Из Берлина Петр Ильич поехал в Гамбург. Там он встретился с Хансом фон Бюловом и нашел, что тот состарился. Складки на высоком и мудром лбу великого дирижера, морщины, спускающиеся от ноздрей к густым усам, резко углубились и превратились в бездонные трещины. Его узкое, нервное, в высшей степени интеллигентное лицо с острой козлиной бородкой странным образом преобразилось: оно казалось не таким подвижным, не таким выразительным, как прежде; черты его, когда-то такие напряженные и оживленные, охватило печальное спокойствие. Фон Бюлов, славившийся своим капризным нравом и своими убийственными шутками, высказывался теперь сдержаннее, осторожнее. Иногда в его взгляде торжествующе проскальзывала чарующая искра ехидства, и дирижер, окруженный трагической молвой и увенчанный двусмысленным, несколько скандальным ореолом славы, на беглом французском языке, к которому прибегал в общении с Чайковским, рассказывал одну из типичных злобных сплетен, которые впоследствии циркулировали в музыкальных кругах двух континентов. Иногда взгляд его как будто ускользал. Тогда и голос его звучал как-то отдаленно, таинственно, и говорил он бессвязные и нелепые вещи, а на губах его появлялась кривая печальная ухмылка. «Он так и не оправился от своей тысячу раз обсужденной личной трагедии, — поражался Петр Ильич. — Как жестока к нам жизнь! Она не терпит нашего превосходства, она нас позорит и унижает, где только может, и для каждого у нее припасены особые мучения и скандалы. Вот его, например, она превратила в самого известного рогоносца эпохи. Он стал жертвой Вагнера с его безудержной жаждой обольщения и своей бесцеремонно-патетической жены Козимы».

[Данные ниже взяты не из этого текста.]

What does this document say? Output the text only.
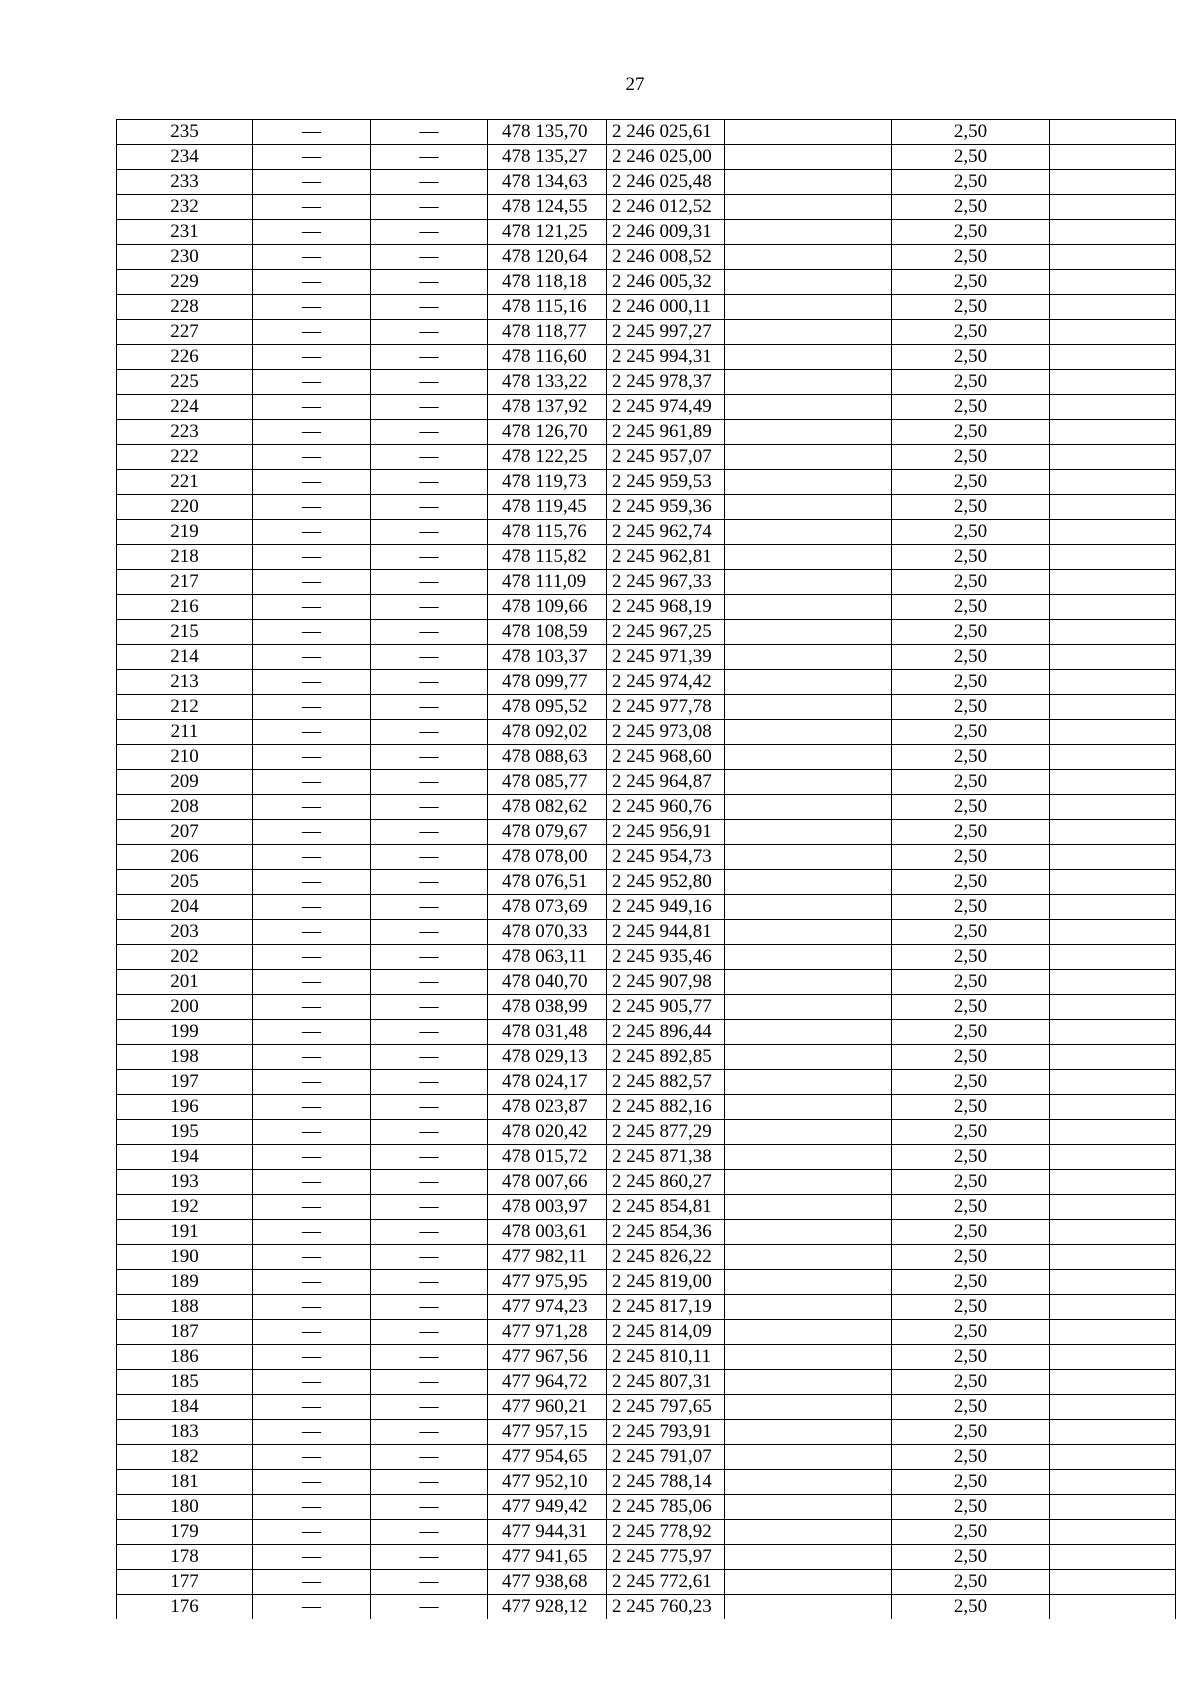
27
235	—	—	478 135,70	2 246 025,61		2,50	
234	—	—	478 135,27	2 246 025,00		2,50	
233	—	—	478 134,63	2 246 025,48		2,50	
232	—	—	478 124,55	2 246 012,52		2,50	
231	—	—	478 121,25	2 246 009,31		2,50	
230	—	—	478 120,64	2 246 008,52		2,50	
229	—	—	478 118,18	2 246 005,32		2,50	
228	—	—	478 115,16	2 246 000,11		2,50	
227	—	—	478 118,77	2 245 997,27		2,50	
226	—	—	478 116,60	2 245 994,31		2,50	
225	—	—	478 133,22	2 245 978,37		2,50	
224	—	—	478 137,92	2 245 974,49		2,50	
223	—	—	478 126,70	2 245 961,89		2,50	
222	—	—	478 122,25	2 245 957,07		2,50	
221	—	—	478 119,73	2 245 959,53		2,50	
220	—	—	478 119,45	2 245 959,36		2,50	
219	—	—	478 115,76	2 245 962,74		2,50	
218	—	—	478 115,82	2 245 962,81		2,50	
217	—	—	478 111,09	2 245 967,33		2,50	
216	—	—	478 109,66	2 245 968,19		2,50	
215	—	—	478 108,59	2 245 967,25		2,50	
214	—	—	478 103,37	2 245 971,39		2,50	
213	—	—	478 099,77	2 245 974,42		2,50	
212	—	—	478 095,52	2 245 977,78		2,50	
211	—	—	478 092,02	2 245 973,08		2,50	
210	—	—	478 088,63	2 245 968,60		2,50	
209	—	—	478 085,77	2 245 964,87		2,50	
208	—	—	478 082,62	2 245 960,76		2,50	
207	—	—	478 079,67	2 245 956,91		2,50	
206	—	—	478 078,00	2 245 954,73		2,50	
205	—	—	478 076,51	2 245 952,80		2,50	
204	—	—	478 073,69	2 245 949,16		2,50	
203	—	—	478 070,33	2 245 944,81		2,50	
202	—	—	478 063,11	2 245 935,46		2,50	
201	—	—	478 040,70	2 245 907,98		2,50	
200	—	—	478 038,99	2 245 905,77		2,50	
199	—	—	478 031,48	2 245 896,44		2,50	
198	—	—	478 029,13	2 245 892,85		2,50	
197	—	—	478 024,17	2 245 882,57		2,50	
196	—	—	478 023,87	2 245 882,16		2,50	
195	—	—	478 020,42	2 245 877,29		2,50	
194	—	—	478 015,72	2 245 871,38		2,50	
193	—	—	478 007,66	2 245 860,27		2,50	
192	—	—	478 003,97	2 245 854,81		2,50	
191	—	—	478 003,61	2 245 854,36		2,50	
190	—	—	477 982,11	2 245 826,22		2,50	
189	—	—	477 975,95	2 245 819,00		2,50	
188	—	—	477 974,23	2 245 817,19		2,50	
187	—	—	477 971,28	2 245 814,09		2,50	
186	—	—	477 967,56	2 245 810,11		2,50	
185	—	—	477 964,72	2 245 807,31		2,50	
184	—	—	477 960,21	2 245 797,65		2,50	
183	—	—	477 957,15	2 245 793,91		2,50	
182	—	—	477 954,65	2 245 791,07		2,50	
181	—	—	477 952,10	2 245 788,14		2,50	
180	—	—	477 949,42	2 245 785,06		2,50	
179	—	—	477 944,31	2 245 778,92		2,50	
178	—	—	477 941,65	2 245 775,97		2,50	
177	—	—	477 938,68	2 245 772,61		2,50	
176	—	—	477 928,12	2 245 760,23		2,50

Беседа Чайковского с Хансом фон Бюловом была оживленной и доверительной, но Петру Ильичу показалось, что тон ее был не таким дружественным, как в последний раз, в России. «Может быть, все дело в том, — переживал он, — что я дирижирую не в подопечном ему обществе, а у конкурентов, ведь речь идет о двух конкурирующих организациях. Это было бы мне в высшей степени неприятно, ведь я этой чудаковатой знаменитости многим обязан. Но конкуренты первыми ко мне обратились, и, кроме того, репутация у них намного лучше».
Впрочем, фон Бюлов спустя всего несколько минут рассеял овладевшие Петром Ильичом угрызения совести. Он в свою очередь пожаловался на оркестр, с которым ему приходилось работать, одновременно являющийся оркестром гамбургской оперы.

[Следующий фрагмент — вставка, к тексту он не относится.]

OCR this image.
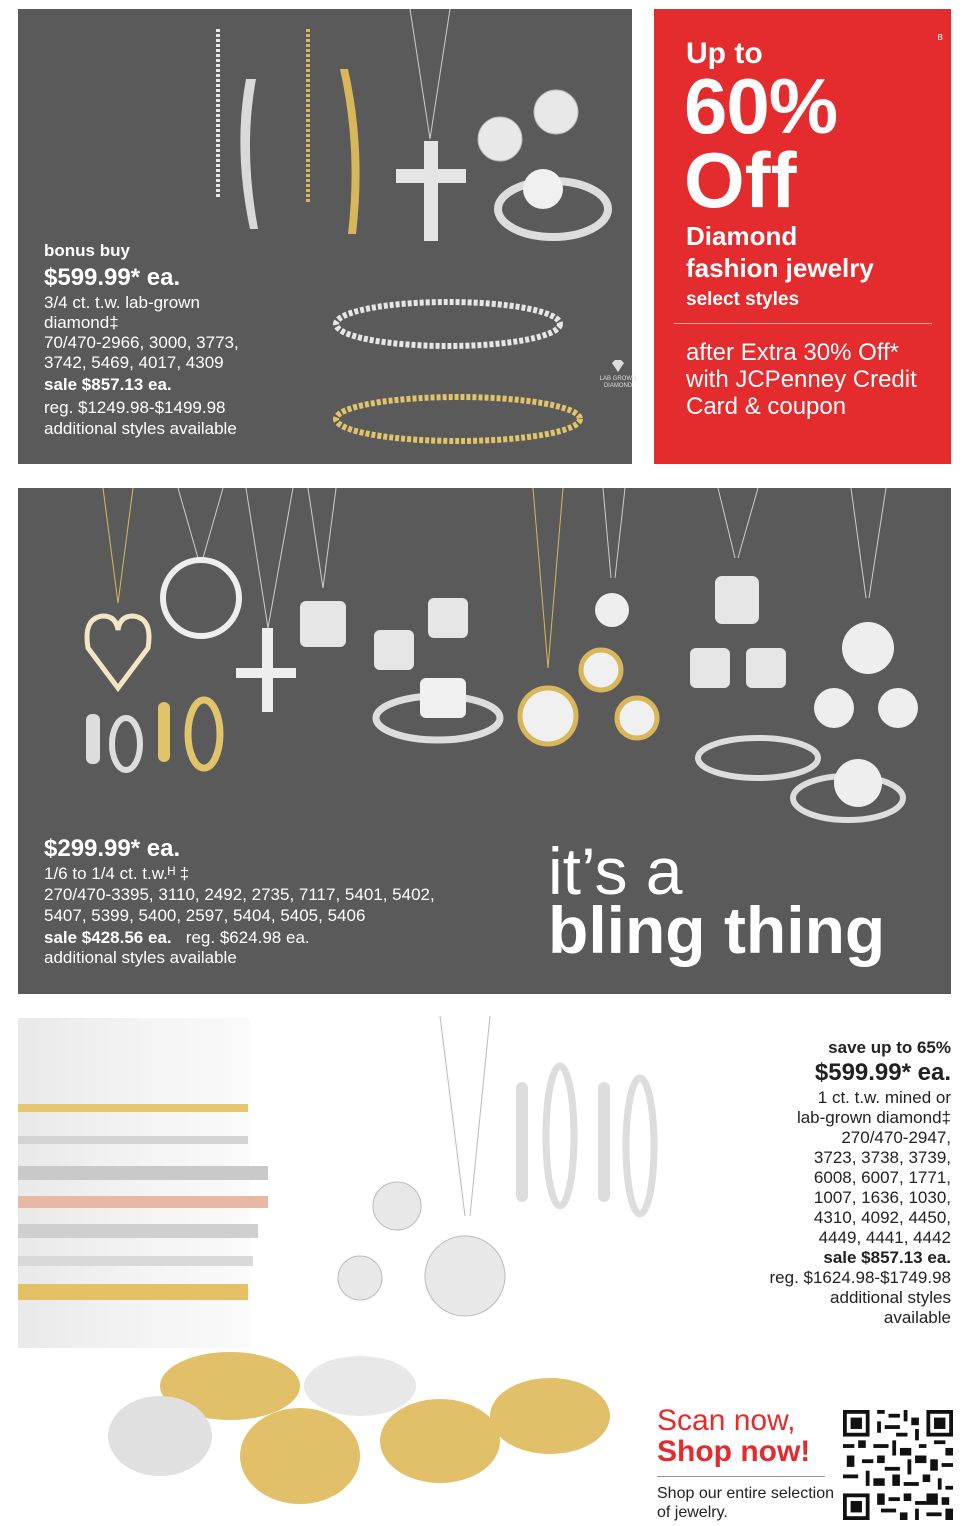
LAB GROWN DIAMOND
bonus buy
$599.99* ea.
3/4 ct. t.w. lab-grown
diamond‡
70/470-2966, 3000, 3773,
3742, 5469, 4017, 4309
sale $857.13 ea.
reg. $1249.98-$1499.98
additional styles available
B
Up to
60%
Off
Diamond
fashion jewelry
select styles
after Extra 30% Off* with JCPenney Credit Card & coupon
$299.99* ea.
1/6 to 1/4 ct. t.w.ᴴ ‡
270/470-3395, 3110, 2492, 2735, 7117, 5401, 5402,
5407, 5399, 5400, 2597, 5404, 5405, 5406
sale $428.56 ea. reg. $624.98 ea.
additional styles available
it’s a
bling thing
save up to 65%
$599.99* ea.
1 ct. t.w. mined or
lab-grown diamond‡
270/470-2947,
3723, 3738, 3739,
6008, 6007, 1771,
1007, 1636, 1030,
4310, 4092, 4450,
4449, 4441, 4442
sale $857.13 ea.
reg. $1624.98-$1749.98
additional styles
available
Scan now,
Shop now!
Shop our entire selection of jewelry.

— Люди приходят ко мне полуживыми после оперных репетиций, в самом плачевном состоянии, — говорил он с горечью. Он насмехался над чрезмерной предприимчивостью господина Поллини, всемогущего директора гамбургского театра, который по собственной прихоти создал это новое симфоническое общество. — Он очень похож на директора цирка, наш великий Поллини, — констатировал он, — своими закрученными блестящими черными усами и своей безжалостной жаждой деятельности. Он так и представляется мне на манеже с хлыстом в руке…
По ходу разговора о театральном предпринимателе Поллини фон Бюловом постепенно овладела ярость; он строил злобные гримасы, а также утверждал, что Поллини якобы покушается на его жизнь. На прощание он подарил Петру Ильичу несколько довольно странных предметов, например серию портретов всех депутатов социал-демократов немецкого рейхстага и большую перламутровую пуговицу.
— Чтобы доставить вам радость, дорогой мой, — торопливо произнес он.